Fragging problems

R

rcreations

Guest
I decided to frag some of my mushroom colonies and started off by cutting a few of the mushroom polyps off the rock. I cut them at the base so each polyp looks whole. Then I wanted to attach them to these small aragonite plugs I have. I tried it two ways, neither one worked. One I tried to attach with crazy glue. This one stayed attached for a few days, then the current blew it away. The second, I tried to rubberband to the plug. Left it rubberbanded for about 3 days, took off the rubberband and it looked attached. But again, in a few days the current blew it away.
And I'm not placing these in a high current area. I'm at a total loss as to what the problem is. Any help would be greatly appreciated!
 

nacl freak

Member
I image even though it's not high current, it's more than the shrooms like and they are detacting themselves. Just a guess.
 

grabbitt

Active Member
The mushrooms are detaching, as nacl freak stated. The best method seems to be leaving them in a tupperware container with rubble on the bottom of the tank in a low flow area and placing the mushrooms on top of the rubble. Leave it there for about a week, and they should attach.
 
R

rcreations

Guest
Could it be the water quality? Because I'm taking them out of my main reef tank where the conditions are perfect and putting the frags in my lionfish FOWLR tank where the conditions are not as good for coral. (less light, more nitrates around 20, lower calcium).
 

nacl freak

Member
What's the parameters in FOWLR tank? If the same, there shouldn't be a problem. It sounded from your desciption the shrooms attached then detatched. Why you ask? Unhappy with too much or to little flow or light.
 
R

rcreations

Guest
I'm sure the parameters in FOWLR are a little different, mainly because I'm not as concerned with keeping the calcium over 400. So I would guess that both alkalinity and calcium are a little different. Plus the lights are nowhere near as good.
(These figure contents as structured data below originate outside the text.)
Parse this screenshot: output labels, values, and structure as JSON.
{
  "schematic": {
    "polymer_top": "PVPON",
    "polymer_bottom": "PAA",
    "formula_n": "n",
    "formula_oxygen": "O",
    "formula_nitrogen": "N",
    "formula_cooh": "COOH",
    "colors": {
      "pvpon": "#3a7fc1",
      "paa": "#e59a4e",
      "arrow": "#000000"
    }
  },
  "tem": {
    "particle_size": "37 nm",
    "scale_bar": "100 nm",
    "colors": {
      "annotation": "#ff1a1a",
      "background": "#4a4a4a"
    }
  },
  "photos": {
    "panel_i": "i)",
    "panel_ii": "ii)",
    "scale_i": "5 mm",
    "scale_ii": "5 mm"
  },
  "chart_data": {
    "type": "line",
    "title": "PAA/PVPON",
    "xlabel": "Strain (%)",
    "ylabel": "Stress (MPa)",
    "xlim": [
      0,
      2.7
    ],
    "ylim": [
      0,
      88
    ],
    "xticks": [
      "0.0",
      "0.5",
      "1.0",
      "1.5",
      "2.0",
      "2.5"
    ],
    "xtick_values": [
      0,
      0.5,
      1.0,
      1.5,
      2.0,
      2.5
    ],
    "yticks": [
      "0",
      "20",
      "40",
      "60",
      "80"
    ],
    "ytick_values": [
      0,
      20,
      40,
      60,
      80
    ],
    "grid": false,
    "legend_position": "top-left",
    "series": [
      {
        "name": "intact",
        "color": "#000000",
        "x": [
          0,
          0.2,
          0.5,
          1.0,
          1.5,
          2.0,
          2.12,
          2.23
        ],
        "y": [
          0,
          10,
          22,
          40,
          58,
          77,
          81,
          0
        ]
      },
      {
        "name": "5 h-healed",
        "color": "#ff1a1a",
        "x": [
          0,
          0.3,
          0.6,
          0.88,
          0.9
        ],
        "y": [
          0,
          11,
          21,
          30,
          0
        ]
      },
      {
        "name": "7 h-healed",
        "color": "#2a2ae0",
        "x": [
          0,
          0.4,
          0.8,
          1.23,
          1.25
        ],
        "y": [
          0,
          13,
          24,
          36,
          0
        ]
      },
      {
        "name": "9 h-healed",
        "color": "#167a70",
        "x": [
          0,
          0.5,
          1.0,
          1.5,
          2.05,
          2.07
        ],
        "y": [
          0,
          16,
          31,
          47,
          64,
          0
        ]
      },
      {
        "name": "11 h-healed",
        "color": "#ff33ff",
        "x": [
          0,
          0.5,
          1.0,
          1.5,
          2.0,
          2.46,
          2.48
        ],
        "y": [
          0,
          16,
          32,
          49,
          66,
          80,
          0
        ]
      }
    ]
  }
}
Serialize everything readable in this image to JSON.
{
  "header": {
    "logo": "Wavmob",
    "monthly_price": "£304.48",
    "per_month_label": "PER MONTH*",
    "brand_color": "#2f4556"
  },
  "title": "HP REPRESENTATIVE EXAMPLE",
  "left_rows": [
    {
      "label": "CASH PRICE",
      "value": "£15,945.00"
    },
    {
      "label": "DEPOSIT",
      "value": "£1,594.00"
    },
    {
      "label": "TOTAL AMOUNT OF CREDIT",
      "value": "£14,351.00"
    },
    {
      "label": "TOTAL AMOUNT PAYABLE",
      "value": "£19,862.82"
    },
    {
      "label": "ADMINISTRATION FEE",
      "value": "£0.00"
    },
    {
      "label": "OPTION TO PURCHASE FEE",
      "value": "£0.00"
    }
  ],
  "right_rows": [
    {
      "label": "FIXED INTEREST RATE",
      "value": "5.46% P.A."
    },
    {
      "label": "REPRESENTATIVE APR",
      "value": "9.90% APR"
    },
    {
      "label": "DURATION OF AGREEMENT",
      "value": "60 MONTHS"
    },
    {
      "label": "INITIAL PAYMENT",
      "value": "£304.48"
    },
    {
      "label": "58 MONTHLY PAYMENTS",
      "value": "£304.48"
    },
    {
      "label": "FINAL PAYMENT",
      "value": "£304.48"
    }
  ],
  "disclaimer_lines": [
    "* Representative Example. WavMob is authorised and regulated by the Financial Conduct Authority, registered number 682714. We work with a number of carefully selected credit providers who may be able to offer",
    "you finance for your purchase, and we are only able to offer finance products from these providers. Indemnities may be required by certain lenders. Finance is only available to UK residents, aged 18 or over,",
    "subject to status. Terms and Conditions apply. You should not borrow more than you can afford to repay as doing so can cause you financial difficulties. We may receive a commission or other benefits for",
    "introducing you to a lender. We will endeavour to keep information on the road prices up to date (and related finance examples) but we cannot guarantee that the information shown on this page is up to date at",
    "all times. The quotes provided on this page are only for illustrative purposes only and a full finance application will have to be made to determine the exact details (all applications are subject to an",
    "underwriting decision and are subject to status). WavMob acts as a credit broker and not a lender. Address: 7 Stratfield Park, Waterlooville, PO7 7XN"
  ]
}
I think I will take the frags out and do the tupperware method that was suggested and do it in my reef tank.
 

new2salt1

Member
I have attached like 6-7 different species of frags in the last 3 months, and I have tried EVERYTHING. And by far, the best method is a "frag farm."
A frag farm is nothing more than the corner of my tank, partitioned-off by an L-shaped piece of acrylic. The acrylic goes all the way up to the top of the tank so no inverts can get in the space.
At the top of the farm I place a small powerhead and aim it at the side of the tank, so the frags get NO direct flow.
And instead of using glue or bands, I just find LR rubble with holes or deep crevaces, and stick the base of the frags in the holes.
What has happened is the frags will be down in the holes and they will swell up really fast so their surface area is exposed to the light. The lack of stressing inverts and disruptive flow is the combination you need to achieve.